Undifferentiated Embryonal Sarcoma of the Liver | Symptoms & Causes
What are symptoms of UESL?
UESL doesn’t always cause symptoms. When it does, children may experience:
- Abdominal pain
- An abdominal lump or swelling
- Loss of appetite
- Weight loss
- Diarrhea
- Constipation
- Vomiting
- Fever
- Fatigue
What causes undifferentiated embryonal sarcoma of the liver?
The cause of UESL is still unknown.
Undifferentiated Embryonal Sarcoma of the Liver | Diagnosis & Treatments
How is undifferentiated embryonal sarcoma of the liver diagnosed?
If your child’s physician suspects UESL, they will conduct a physical exam and ask questions about your child’s medical history and symptoms. They will also order certain tests, which may include:
Based on the results of these tests, they may also perform a biopsy to learn more about the tumor and determine whether it is cancerous. These tumors are thought to arise from benign cystic lesions in the liver and can have both solid and cystic components. For that reason, your child’s physician should plan carefully to make sure that they biopsy the appropriate area of the tumor. We prefer a needle biopsy over an open biopsy. Because the cells in these tumors can appear unusual under the microscope, a skilled pathologist should diagnose UESL.
How is UESL treated?
Your child’s physician will determine the specific treatment for UESL, based on some or all of the following factors:
- Your child’s age, overall health, and medical history
- Extent of the disease
- Your child’s tolerance for specific medications, procedures, and therapies
- How your child’s physicians expect the disease to progress
- Your opinion or preference
Children and teens with UESL will need both chemotherapy and surgery to achieve a cure. UESL is often quite responsive to chemotherapy. However, the disease is more difficult to treat if it has spread outside of the liver.
Chemotherapy
Most children diagnosed with UESL require treatment with chemotherapy.
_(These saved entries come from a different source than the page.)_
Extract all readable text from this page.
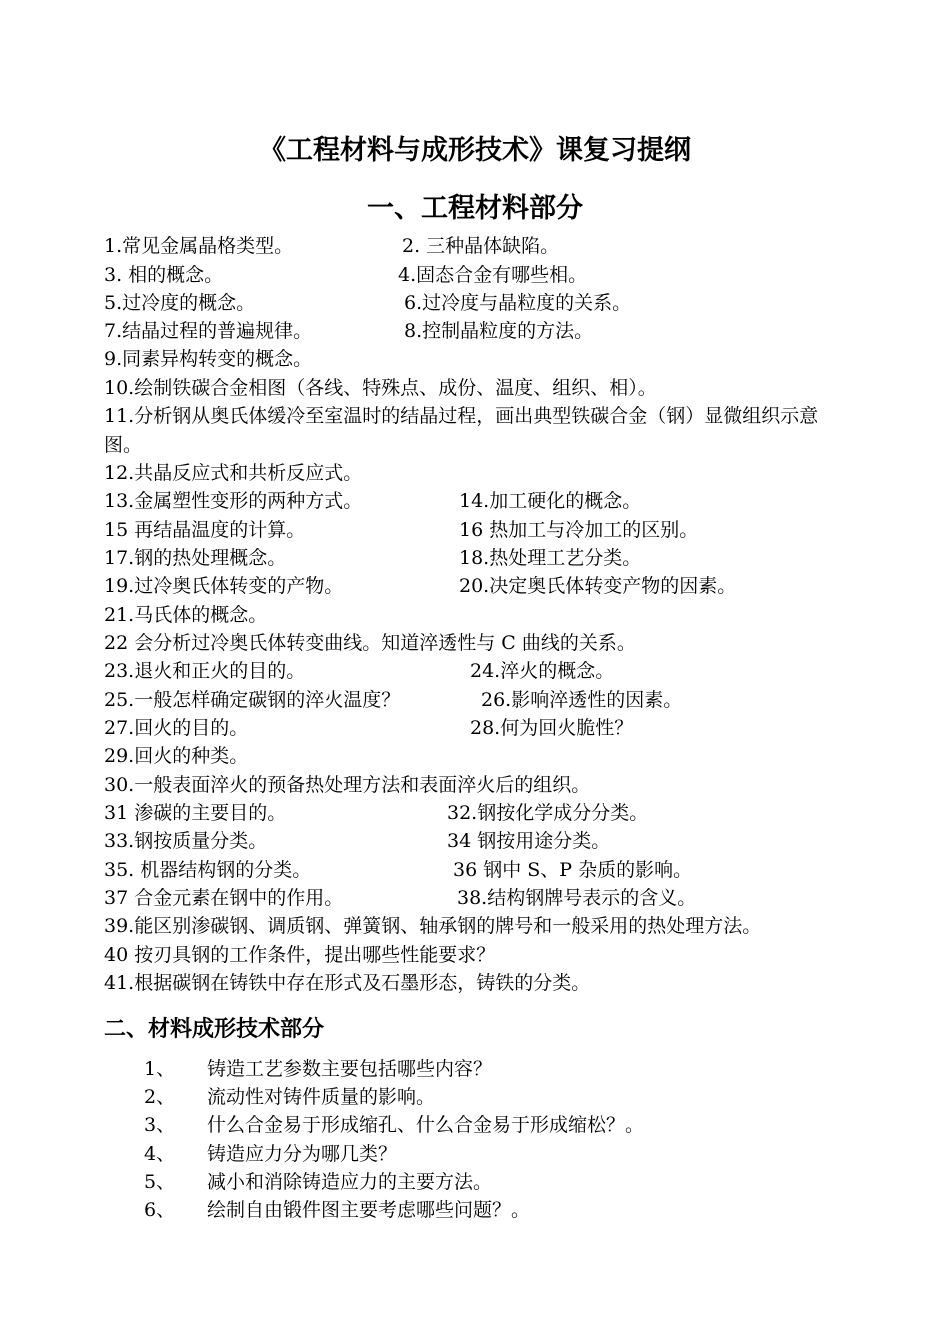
《工程材料与成形技术》课复习提纲
一、工程材料部分
1.常见金属晶格类型。	2. 三种晶体缺陷。
3. 相的概念。	4.固态合金有哪些相。
5.过冷度的概念。	6.过冷度与晶粒度的关系。
7.结晶过程的普遍规律。	8.控制晶粒度的方法。
9.同素异构转变的概念。
10.绘制铁碳合金相图（各线、特殊点、成份、温度、组织、相）。
11.分析钢从奥氏体缓冷至室温时的结晶过程，画出典型铁碳合金（钢）显微组织示意图。
12.共晶反应式和共析反应式。
13.金属塑性变形的两种方式。	14.加工硬化的概念。
15 再结晶温度的计算。	16 热加工与冷加工的区别。
17.钢的热处理概念。	18.热处理工艺分类。
19.过冷奥氏体转变的产物。	20.决定奥氏体转变产物的因素。
21.马氏体的概念。
22 会分析过冷奥氏体转变曲线。知道淬透性与 C 曲线的关系。
23.退火和正火的目的。	24.淬火的概念。
25.一般怎样确定碳钢的淬火温度？	26.影响淬透性的因素。
27.回火的目的。	28.何为回火脆性？
29.回火的种类。
30.一般表面淬火的预备热处理方法和表面淬火后的组织。
31 渗碳的主要目的。	32.钢按化学成分分类。
33.钢按质量分类。	34 钢按用途分类。
35. 机器结构钢的分类。	36 钢中 S、P 杂质的影响。
37 合金元素在钢中的作用。	38.结构钢牌号表示的含义。
39.能区别渗碳钢、调质钢、弹簧钢、轴承钢的牌号和一般采用的热处理方法。
40 按刃具钢的工作条件，提出哪些性能要求？
41.根据碳钢在铸铁中存在形式及石墨形态，铸铁的分类。
二、材料成形技术部分
1、 铸造工艺参数主要包括哪些内容？
2、 流动性对铸件质量的影响。
3、 什么合金易于形成缩孔、什么合金易于形成缩松？。
4、 铸造应力分为哪几类？
5、 减小和消除铸造应力的主要方法。
6、 绘制自由锻件图主要考虑哪些问题？。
Chemotherapy works by interfering with the cancer cells’ ability to grow or reproduce.
- Chemotherapy enters the bloodstream and then travels throughout the body to kill cancer cells.
- Different groups of chemotherapy drugs work in different ways to fight cancer cells and shrink tumors.
- Often, a combination of chemotherapy drugs is used.
While chemotherapy can be quite effective in treating certain cancers, these drugs can’t tell the difference between normal healthy cells and cancer cells. Because of this, your child may experience side effects during treatment. We assign each family a comprehensive team of providers, including a primary attending physician, a primary fellow or trainee, a nurse practitioner, a primary nurse, and a psychosocial provider. Together, we can help you and your child prepare for side effects and, in some cases, prevent, them from occurring.
Surgery
In addition to medical therapies, surgery is a necessary part of therapy for all liver tumors, including UESL. Surgery may involve removing a portion of the liver (partial hepatectomy), or in rare cases, the entire liver (total hepatectomy), replacing it with a liver from an organ donor (liver transplant).
Surgery involving the liver is very complex and requires an experienced surgeon. Because liver tumors in children are rare, it’s important that liver surgeries be performed by surgeons with unique and deep expertise in liver tumor resections. Our experts specialize in pediatric liver surgery and have successfully performed some of the most complicated liver operations in children.
Within the past 20 years, our surgeons have performed more than 120 liver resections and more than 35 liver transplants, as well as three multivisceral transplants for children with liver tumors. We offer the most advanced and aggressive surgical techniques available including:
- Transjugular and conventional interventionally guided liver biopsies
- Ex vivo resection with autotransplantation (removing the liver to allow dissection of an advanced tumor from the organ, while replacing the remaining liver following removal of the cancer)
- Blood-vessel or bile-duct reconstruction
- Heart-lung bypass to remove a tumor that has grown into the heart
- Use of indocyanine green (ICG) to illuminate tumors and guide resection
- Advanced imaging techniques (MRI with Eovist, MRCP, PET/CT)
- Interventional radiology procedures (TACE, Y-90) as a bridge to surgical resection.
Very few pediatric hospitals in the United States offer these procedures.
How we care for UESL at Boston Children’s Hospital
We treat children with UESL in the Liver Tumor Center at the Dana-Farber/Boston Children’s Cancer and Blood Disorders Center. We have some of the most experienced pediatric liver cancer oncologists and surgeons in the world, as well as internationally recognized pediatric subspecialists who use sophisticated technology and therapies to maximize outcomes for our patients.